Я тоже полувнятно спрашиваю:
— М-может, не они? М-может, кто-то из другой, из не нашей деревни?
— Ха! Ничего не из другой! — только и злится Николаша. И я с ним уже согласен, я тоже, путаясь с тугими узлами, начинаю наливаться мстительным азартом.
И вот мы натягиваем на себя измочаленные вдрызг штаны, натягиваем сырые, жеваные рубахи и — стрелой, стрелой! — как два сердитых охотничьих пса, пускаемся в погоню.
Мы одним духом пролетаем залитый лунным светом луг. Мы на одном вдохе-выдохе одолеваем крутую Крюковскую гору. Мы мчим сквозь мрачный, сонный лес по серой дороге к деревне с такой бешеной скоростью, что если девчонки нас чуть опередить и смогли, то дальше-то первых гуменников, дальше околицы им все равно раньше нас в деревню не проскочить.
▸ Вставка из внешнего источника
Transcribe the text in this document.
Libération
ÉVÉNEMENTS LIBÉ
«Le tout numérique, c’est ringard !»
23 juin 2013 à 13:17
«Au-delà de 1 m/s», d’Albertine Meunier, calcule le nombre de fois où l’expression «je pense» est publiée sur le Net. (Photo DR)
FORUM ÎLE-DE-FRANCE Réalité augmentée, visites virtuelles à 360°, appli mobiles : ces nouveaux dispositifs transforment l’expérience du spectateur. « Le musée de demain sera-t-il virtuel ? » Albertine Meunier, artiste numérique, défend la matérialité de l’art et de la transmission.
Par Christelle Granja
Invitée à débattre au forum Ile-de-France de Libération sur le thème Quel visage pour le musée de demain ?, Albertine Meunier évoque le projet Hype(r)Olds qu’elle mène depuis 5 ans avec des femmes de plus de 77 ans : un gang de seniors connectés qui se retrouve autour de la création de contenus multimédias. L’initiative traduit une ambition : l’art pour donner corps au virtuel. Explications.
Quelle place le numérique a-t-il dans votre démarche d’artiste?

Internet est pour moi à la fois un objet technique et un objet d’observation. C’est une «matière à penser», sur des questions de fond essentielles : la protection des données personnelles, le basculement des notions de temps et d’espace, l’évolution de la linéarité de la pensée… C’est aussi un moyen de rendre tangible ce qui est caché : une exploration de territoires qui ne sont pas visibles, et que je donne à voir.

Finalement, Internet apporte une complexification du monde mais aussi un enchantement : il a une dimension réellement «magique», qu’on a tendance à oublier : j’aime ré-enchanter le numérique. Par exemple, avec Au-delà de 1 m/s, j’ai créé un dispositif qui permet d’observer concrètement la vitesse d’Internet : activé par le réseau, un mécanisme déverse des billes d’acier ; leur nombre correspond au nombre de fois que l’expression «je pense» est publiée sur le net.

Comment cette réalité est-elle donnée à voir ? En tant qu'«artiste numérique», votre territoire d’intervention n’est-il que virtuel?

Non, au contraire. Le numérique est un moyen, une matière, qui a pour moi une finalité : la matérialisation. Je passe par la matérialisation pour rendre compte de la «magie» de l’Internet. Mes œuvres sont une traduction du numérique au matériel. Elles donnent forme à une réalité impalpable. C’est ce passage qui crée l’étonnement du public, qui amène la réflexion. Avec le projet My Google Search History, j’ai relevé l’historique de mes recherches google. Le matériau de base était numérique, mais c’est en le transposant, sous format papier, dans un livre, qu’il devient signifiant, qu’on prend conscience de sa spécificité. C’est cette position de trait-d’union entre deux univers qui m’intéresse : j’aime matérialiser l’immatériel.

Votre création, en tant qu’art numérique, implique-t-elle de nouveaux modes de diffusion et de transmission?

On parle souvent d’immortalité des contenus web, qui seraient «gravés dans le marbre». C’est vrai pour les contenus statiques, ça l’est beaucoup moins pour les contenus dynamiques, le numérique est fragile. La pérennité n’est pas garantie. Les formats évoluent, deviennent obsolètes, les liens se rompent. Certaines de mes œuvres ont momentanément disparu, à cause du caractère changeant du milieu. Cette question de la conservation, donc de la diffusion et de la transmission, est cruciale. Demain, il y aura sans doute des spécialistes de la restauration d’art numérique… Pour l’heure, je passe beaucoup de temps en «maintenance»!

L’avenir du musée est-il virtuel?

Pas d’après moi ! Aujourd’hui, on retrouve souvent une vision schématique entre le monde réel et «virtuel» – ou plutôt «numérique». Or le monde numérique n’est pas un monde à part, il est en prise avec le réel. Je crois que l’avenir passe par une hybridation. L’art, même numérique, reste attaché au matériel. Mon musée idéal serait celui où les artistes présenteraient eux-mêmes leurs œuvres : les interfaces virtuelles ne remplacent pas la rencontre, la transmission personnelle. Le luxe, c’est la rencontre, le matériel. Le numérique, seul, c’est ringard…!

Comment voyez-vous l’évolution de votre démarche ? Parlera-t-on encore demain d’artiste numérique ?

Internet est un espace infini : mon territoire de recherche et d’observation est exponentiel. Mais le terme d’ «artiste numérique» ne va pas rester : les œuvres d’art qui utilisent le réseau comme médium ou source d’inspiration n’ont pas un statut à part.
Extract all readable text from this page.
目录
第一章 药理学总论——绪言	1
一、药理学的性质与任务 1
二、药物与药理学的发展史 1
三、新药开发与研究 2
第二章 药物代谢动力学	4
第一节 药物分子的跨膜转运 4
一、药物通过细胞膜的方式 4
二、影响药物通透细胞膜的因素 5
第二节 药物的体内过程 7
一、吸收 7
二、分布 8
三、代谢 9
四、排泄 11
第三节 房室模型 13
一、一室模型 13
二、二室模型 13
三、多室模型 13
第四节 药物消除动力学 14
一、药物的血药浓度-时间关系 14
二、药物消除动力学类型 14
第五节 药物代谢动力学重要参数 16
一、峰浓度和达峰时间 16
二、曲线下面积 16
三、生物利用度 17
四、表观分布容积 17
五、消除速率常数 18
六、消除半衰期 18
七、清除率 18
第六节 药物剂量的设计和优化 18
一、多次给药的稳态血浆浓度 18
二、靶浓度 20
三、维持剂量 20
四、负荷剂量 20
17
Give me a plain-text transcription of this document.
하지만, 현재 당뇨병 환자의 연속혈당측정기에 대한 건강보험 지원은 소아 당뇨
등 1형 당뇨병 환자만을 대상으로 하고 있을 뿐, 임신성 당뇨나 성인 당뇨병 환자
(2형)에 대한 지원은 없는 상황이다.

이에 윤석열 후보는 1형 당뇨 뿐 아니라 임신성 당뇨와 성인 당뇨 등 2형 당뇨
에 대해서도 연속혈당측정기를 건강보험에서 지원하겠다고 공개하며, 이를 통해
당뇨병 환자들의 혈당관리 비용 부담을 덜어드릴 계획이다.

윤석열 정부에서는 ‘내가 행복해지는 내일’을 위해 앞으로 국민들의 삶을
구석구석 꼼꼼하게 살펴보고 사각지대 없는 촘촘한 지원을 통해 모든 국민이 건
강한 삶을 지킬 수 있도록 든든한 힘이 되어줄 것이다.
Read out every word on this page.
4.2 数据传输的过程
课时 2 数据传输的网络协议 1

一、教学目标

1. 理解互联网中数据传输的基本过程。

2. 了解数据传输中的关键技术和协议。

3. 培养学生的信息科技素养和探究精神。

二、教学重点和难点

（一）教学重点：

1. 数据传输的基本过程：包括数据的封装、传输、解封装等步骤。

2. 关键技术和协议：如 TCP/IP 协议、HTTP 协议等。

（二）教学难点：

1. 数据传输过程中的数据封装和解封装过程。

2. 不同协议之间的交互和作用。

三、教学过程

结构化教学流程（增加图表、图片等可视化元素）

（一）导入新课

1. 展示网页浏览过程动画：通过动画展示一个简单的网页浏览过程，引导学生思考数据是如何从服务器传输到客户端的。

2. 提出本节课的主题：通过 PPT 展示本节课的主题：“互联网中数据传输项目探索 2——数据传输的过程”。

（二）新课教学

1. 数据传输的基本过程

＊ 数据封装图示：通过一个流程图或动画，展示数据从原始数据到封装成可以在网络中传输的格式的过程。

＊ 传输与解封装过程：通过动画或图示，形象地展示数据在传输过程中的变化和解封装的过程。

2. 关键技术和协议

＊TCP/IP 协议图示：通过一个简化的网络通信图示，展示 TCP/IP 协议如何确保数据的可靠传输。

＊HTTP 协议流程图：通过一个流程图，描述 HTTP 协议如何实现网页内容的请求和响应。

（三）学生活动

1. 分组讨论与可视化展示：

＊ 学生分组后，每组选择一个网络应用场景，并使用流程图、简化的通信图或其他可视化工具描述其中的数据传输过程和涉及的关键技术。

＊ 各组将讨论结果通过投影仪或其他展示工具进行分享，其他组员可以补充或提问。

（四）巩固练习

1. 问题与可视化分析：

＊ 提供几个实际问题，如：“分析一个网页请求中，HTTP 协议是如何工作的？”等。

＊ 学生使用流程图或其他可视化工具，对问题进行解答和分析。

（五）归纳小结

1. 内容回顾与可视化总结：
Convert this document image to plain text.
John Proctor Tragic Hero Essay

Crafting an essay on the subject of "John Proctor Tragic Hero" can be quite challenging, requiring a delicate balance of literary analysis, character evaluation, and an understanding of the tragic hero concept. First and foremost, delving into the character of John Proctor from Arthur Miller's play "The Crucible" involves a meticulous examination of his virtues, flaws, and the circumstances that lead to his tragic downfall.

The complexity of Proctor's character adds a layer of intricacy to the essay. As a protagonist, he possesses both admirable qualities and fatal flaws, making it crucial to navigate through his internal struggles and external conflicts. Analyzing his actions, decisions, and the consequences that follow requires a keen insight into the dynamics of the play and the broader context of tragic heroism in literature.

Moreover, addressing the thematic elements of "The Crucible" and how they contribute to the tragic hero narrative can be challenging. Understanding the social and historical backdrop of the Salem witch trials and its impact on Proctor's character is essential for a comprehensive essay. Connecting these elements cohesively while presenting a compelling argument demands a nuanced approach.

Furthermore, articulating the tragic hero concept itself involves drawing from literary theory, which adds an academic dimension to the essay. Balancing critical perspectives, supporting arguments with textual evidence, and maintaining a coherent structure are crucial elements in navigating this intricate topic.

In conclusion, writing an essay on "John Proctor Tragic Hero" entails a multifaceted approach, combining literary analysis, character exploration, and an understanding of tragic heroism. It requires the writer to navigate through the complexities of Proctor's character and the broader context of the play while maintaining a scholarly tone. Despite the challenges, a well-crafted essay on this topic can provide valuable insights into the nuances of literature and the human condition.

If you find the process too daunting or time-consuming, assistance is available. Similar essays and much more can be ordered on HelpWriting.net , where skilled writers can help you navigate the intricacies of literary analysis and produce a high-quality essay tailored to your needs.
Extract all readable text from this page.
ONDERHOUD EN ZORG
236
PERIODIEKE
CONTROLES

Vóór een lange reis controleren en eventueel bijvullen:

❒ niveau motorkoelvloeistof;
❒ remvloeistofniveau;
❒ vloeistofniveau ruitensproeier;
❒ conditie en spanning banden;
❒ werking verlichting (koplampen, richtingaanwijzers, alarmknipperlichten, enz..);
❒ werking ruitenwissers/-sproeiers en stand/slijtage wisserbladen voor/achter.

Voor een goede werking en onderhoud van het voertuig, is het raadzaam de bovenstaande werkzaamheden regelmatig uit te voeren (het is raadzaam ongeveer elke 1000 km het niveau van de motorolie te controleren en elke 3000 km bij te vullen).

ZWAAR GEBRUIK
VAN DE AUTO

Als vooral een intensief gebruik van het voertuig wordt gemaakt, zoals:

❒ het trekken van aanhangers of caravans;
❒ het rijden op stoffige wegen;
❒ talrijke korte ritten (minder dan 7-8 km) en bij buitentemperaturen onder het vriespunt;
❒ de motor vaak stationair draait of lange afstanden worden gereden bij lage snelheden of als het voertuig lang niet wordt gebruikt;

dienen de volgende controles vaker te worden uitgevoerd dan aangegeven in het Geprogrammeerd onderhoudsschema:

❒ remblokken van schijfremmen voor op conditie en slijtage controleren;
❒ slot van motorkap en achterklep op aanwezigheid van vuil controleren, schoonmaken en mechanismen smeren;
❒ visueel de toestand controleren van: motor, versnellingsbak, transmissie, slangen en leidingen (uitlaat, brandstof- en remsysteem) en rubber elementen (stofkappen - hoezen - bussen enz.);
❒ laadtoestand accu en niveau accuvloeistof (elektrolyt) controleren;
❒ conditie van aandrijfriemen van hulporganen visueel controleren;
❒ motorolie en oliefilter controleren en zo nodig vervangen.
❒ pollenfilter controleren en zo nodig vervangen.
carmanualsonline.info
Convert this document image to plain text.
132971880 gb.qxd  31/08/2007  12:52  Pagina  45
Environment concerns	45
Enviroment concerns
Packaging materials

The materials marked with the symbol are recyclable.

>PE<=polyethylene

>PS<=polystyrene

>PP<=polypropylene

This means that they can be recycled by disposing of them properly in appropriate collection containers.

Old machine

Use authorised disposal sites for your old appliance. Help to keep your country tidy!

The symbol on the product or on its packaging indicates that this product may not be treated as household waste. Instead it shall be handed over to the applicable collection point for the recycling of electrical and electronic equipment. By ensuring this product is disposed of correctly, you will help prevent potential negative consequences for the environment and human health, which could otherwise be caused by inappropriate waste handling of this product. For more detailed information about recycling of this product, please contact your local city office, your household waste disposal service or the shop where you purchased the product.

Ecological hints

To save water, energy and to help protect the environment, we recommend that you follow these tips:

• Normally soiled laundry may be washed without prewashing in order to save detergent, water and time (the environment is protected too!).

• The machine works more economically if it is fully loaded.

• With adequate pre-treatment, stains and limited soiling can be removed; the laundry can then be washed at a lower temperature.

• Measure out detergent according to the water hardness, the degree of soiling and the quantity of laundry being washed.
В избах своих за крепкими дверями они укрыться от нас, от заслуженной кары не успеют.
Мы злы всерьез. Купанье наше пошло насмарку. Мы опять, как при игре в прятки, задыхаемся от сумасшедшего бега. Глаза наши так и заливает жарким потом. И ко всему прочему первые деревенские, четкие под луною дворы уже на виду, а на тихой улице меж ними нет ни Метки, ни ее подружки Нюрки. Там вообще ни единой живой души. Деревня управилась со всеми своими вечерними делами да и улеглась на покой. Только в двух-трех избах горит еще свет. Горит он в Меткиной избе, горит и в Нюркиной.
Разгоряченный Николаша заявляет:
— Что ж… Не успели сцапать их на дороге — давай через окошки проверим: там, на речке, они были или не они. А поутру отомстим!
Самое близкое к нам в ночи окно — Нюркино. Изба эта низенькая, ветхонькая, чуть ли не вросла в землю, — заглянуть в любое ее окошко просто. Но когда мы, крадучись, подсовываемся к самым стеклам, то огонь в избе мигом гаснет.